As opposed to residential real estate, commercial real estate is defined as property that produces income that is used solely for business purposes. Most common examples of commercial real estate include retail malls, shopping centers, office complexes and buildings, and hotels. Acquiring, developing, and building these properties is financed through commercial real estate mortgages, or loans, i.e., mortgages secured by liens on the commercial property.
Banks and independent lenders are actively involved in making loans on commercial real estate, similar to how home mortgages operate. In addition, pension funds, insurance companies, private investors and other sources—such as the US Small Business Administration’s 504 Loan program—provide funds for commercial real estate.
How do you qualify for a commercial mortgage?
To qualify for a commercial mortgage, lenders will usually need your business to occupy 51% of the property.

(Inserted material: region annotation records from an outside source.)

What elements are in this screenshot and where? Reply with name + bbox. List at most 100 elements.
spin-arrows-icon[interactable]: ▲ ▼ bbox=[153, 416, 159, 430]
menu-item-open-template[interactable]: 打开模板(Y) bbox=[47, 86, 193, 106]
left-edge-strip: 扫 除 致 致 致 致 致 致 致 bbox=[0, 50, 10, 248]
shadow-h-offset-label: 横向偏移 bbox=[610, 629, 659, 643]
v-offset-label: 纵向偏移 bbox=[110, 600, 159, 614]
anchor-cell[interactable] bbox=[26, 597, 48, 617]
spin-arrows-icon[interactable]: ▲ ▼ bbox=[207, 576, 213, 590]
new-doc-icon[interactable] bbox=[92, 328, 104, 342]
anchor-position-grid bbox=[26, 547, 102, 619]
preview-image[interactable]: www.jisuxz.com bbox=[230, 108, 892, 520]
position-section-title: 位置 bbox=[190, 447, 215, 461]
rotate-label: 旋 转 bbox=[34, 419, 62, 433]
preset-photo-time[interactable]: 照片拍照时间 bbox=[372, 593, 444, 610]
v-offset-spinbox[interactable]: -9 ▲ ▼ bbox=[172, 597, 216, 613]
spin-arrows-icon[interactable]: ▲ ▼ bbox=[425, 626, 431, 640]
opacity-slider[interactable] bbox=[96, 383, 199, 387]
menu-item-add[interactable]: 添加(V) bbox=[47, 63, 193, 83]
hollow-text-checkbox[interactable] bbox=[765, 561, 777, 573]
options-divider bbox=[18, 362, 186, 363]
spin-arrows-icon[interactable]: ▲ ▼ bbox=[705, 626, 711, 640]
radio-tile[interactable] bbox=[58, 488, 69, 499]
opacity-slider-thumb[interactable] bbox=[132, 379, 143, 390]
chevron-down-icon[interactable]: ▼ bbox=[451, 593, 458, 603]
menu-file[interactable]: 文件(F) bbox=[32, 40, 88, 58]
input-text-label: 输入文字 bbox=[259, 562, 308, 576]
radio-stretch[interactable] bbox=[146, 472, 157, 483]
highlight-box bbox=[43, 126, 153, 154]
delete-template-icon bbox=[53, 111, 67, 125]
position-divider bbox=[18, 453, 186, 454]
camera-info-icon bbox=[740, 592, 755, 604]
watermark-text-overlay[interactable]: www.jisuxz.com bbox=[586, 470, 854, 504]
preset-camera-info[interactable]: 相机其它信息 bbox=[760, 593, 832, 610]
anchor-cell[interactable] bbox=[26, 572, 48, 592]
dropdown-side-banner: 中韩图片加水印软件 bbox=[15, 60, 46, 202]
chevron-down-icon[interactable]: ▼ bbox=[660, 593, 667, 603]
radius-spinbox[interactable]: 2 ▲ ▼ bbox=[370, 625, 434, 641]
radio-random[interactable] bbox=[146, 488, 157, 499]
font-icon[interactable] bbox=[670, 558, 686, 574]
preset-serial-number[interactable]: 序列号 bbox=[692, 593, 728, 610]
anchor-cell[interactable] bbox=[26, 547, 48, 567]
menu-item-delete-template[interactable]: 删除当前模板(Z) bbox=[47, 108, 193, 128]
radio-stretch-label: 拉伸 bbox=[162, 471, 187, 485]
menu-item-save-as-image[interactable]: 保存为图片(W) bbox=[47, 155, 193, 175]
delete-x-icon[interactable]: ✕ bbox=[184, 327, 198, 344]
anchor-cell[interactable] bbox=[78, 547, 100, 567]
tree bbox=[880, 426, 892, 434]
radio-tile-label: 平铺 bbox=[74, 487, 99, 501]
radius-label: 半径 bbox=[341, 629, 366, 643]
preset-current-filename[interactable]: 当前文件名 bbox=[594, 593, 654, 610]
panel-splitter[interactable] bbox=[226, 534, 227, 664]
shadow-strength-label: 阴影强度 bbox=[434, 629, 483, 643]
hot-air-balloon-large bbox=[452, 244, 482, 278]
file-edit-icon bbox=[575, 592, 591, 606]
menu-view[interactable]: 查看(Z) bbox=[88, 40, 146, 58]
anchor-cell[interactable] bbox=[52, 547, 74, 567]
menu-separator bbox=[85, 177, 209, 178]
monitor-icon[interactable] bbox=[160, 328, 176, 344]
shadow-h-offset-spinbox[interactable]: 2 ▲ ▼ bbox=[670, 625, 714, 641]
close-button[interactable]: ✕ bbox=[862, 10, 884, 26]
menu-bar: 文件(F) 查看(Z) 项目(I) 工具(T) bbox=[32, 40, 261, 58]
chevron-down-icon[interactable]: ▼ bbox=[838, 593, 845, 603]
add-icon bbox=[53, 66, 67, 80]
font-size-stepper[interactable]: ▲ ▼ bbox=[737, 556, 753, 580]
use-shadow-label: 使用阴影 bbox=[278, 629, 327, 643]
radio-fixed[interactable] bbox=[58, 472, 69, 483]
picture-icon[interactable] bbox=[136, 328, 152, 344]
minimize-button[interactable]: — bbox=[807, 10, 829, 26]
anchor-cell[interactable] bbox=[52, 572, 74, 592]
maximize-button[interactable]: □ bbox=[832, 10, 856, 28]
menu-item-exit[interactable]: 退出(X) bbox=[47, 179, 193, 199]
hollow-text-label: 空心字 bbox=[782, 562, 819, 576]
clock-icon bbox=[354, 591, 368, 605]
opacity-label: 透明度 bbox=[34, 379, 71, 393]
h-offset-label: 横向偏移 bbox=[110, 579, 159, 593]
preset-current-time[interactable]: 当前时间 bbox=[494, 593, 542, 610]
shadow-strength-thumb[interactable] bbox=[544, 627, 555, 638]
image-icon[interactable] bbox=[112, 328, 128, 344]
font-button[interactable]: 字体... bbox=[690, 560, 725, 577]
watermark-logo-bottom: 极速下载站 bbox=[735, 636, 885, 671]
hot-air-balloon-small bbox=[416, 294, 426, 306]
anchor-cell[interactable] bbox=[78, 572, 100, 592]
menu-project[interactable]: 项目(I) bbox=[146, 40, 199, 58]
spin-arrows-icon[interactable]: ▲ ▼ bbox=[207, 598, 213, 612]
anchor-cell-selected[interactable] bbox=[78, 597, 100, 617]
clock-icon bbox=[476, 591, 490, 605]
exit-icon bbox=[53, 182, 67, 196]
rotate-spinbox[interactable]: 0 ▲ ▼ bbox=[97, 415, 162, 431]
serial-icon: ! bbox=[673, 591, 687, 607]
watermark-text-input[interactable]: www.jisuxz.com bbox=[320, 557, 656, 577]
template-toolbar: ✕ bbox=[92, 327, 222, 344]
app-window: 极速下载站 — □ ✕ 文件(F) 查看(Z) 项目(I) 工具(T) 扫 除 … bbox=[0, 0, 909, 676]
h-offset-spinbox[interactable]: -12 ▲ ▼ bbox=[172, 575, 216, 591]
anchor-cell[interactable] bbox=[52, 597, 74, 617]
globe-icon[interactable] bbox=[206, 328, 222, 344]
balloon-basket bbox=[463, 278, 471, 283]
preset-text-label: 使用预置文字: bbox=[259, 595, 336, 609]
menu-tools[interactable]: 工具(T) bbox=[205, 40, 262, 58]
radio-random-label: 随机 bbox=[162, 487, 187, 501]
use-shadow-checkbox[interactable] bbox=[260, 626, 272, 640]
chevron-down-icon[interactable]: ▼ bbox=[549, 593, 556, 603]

The loan amount and the rate you will receive depend largely on your credit and the value of the property you are putting up as collateral. The reason for this is that most commercial mortgages are asset-based loans. Here are some different ways you can qualify for a commercial mortgage:
Pick the right location. The property’s value impacts the mortgage decision, meaning that securing funding for prime retail space in San Francisco will likely be easier than financing a rural storage unit outside of Keystone, South Dakota. When you are deciding where to buy or build, you will want to take location into consideration.
Communicate renovation plans to lenders. Your lender will always want to know if you plan to make upgrades to a property. Your lender will also need to review the after-repair value, or ARV, for any full-scale property renovations you make. Make sure to have a plan for how you will use the mortgage prior to applying. That way, if the lender has any questions, you’ll have the answers.